Well-quasi-ordering and finite distinguishing number

TL;DR

This paper characterizes the relationship between the distinguishing number and well-quasi-ordering in hereditary graph classes, showing that classes above Bell numbers with finite distinguishing number contain complex structures, and provides bounds on decision procedures.

Contribution

It proves that hereditary classes above Bell numbers with finite distinguishing number contain boundary classes for well-quasi-ordering, completing the classification of such classes.

Findings

Hereditary classes above Bell numbers with finite distinguishing number contain infinite antichains.

All hereditary classes below Bell numbers are well-quasi-ordered.

Decision procedure runtime is bounded by a quadruple exponential function.

Abstract

Balogh, Bollobas and Weinreich showed that a parameter that has since been termed the distinguishing number can be used to identify a jump in the possible speeds of hereditary classes of graphs at the sequence of Bell numbers. We prove that every hereditary class that lies above the Bell numbers and has finite distinguishing number contains a boundary class for well-quasi-ordering. This means that any such hereditary class which in addition is defined by finitely many minimal forbidden induced subgraphs must contain an infinite antichain.
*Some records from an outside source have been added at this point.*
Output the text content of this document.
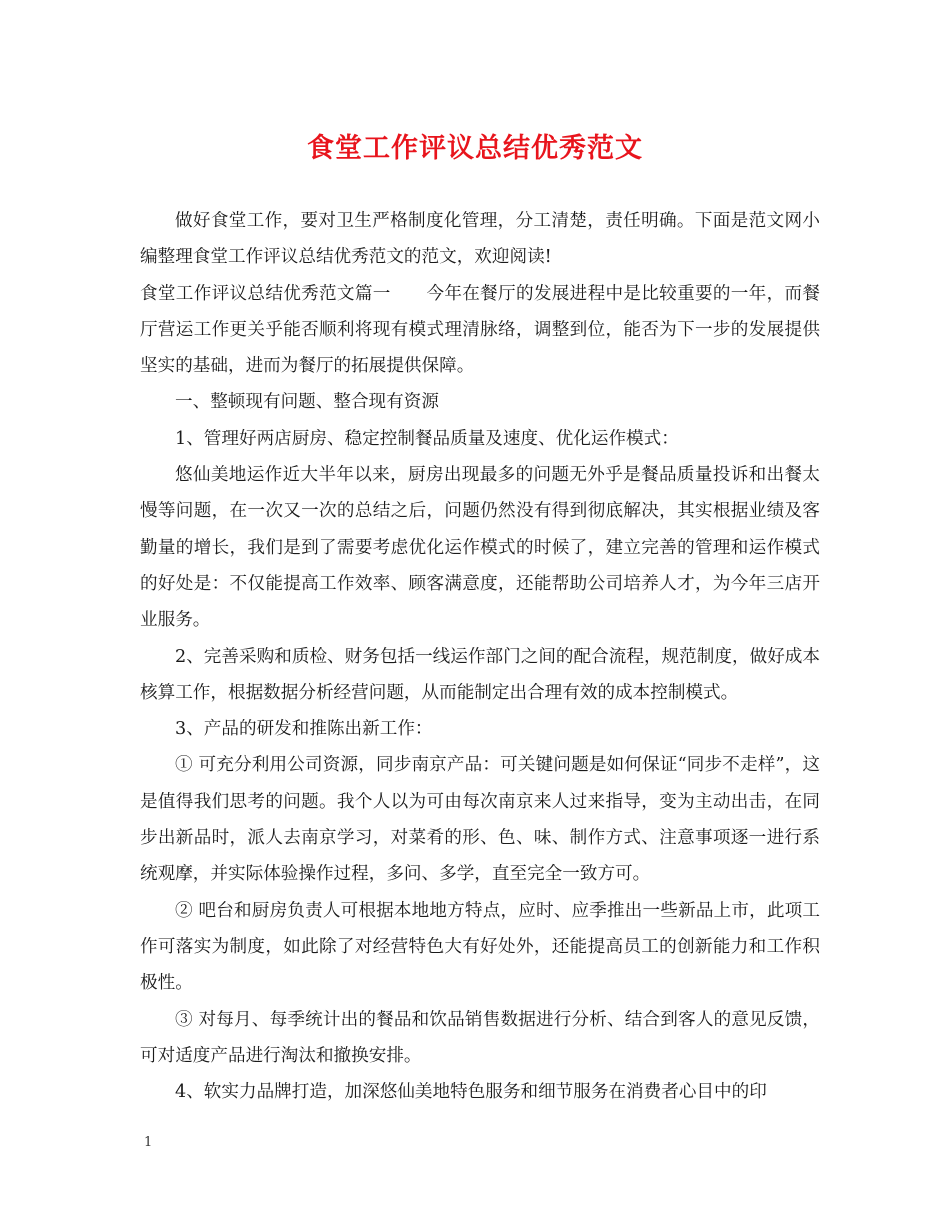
食堂工作评议总结优秀范文

做好食堂工作，要对卫生严格制度化管理，分工清楚，责任明确。下面是范文网小编整理食堂工作评议总结优秀范文的范文，欢迎阅读!

食堂工作评议总结优秀范文篇一　　今年在餐厅的发展进程中是比较重要的一年，而餐厅营运工作更关乎能否顺利将现有模式理清脉络，调整到位，能否为下一步的发展提供坚实的基础，进而为餐厅的拓展提供保障。

一、整顿现有问题、整合现有资源

1、管理好两店厨房、稳定控制餐品质量及速度、优化运作模式：

悠仙美地运作近大半年以来，厨房出现最多的问题无外乎是餐品质量投诉和出餐太慢等问题，在一次又一次的总结之后，问题仍然没有得到彻底解决，其实根据业绩及客勤量的增长，我们是到了需要考虑优化运作模式的时候了，建立完善的管理和运作模式的好处是：不仅能提高工作效率、顾客满意度，还能帮助公司培养人才，为今年三店开业服务。

2、完善采购和质检、财务包括一线运作部门之间的配合流程，规范制度，做好成本核算工作，根据数据分析经营问题，从而能制定出合理有效的成本控制模式。

3、产品的研发和推陈出新工作：

① 可充分利用公司资源，同步南京产品：可关键问题是如何保证“同步不走样”，这是值得我们思考的问题。我个人以为可由每次南京来人过来指导，变为主动出击，在同步出新品时，派人去南京学习，对菜肴的形、色、味、制作方式、注意事项逐一进行系统观摩，并实际体验操作过程，多问、多学，直至完全一致方可。

② 吧台和厨房负责人可根据本地地方特点，应时、应季推出一些新品上市，此项工作可落实为制度，如此除了对经营特色大有好处外，还能提高员工的创新能力和工作积极性。

③ 对每月、每季统计出的餐品和饮品销售数据进行分析、结合到客人的意见反馈，可对适度产品进行淘汰和撤换安排。

4、软实力品牌打造，加深悠仙美地特色服务和细节服务在消费者心目中的印

1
As all hereditary classes below the Bell numbers are well-quasi-ordered, our results complete the answer to the question of well-quasi-ordering for hereditary classes with finite distinguishing number. We also show that the decision procedure of Atminas, Collins, Foniok and Lozin to decide the Bell number (and which now also decides well-quasi-ordering for classes of finite distinguishing number) has run time bounded by an explicit (quadruple exponential) function of the order of the largest minimal forbidden induced subgraph of the class.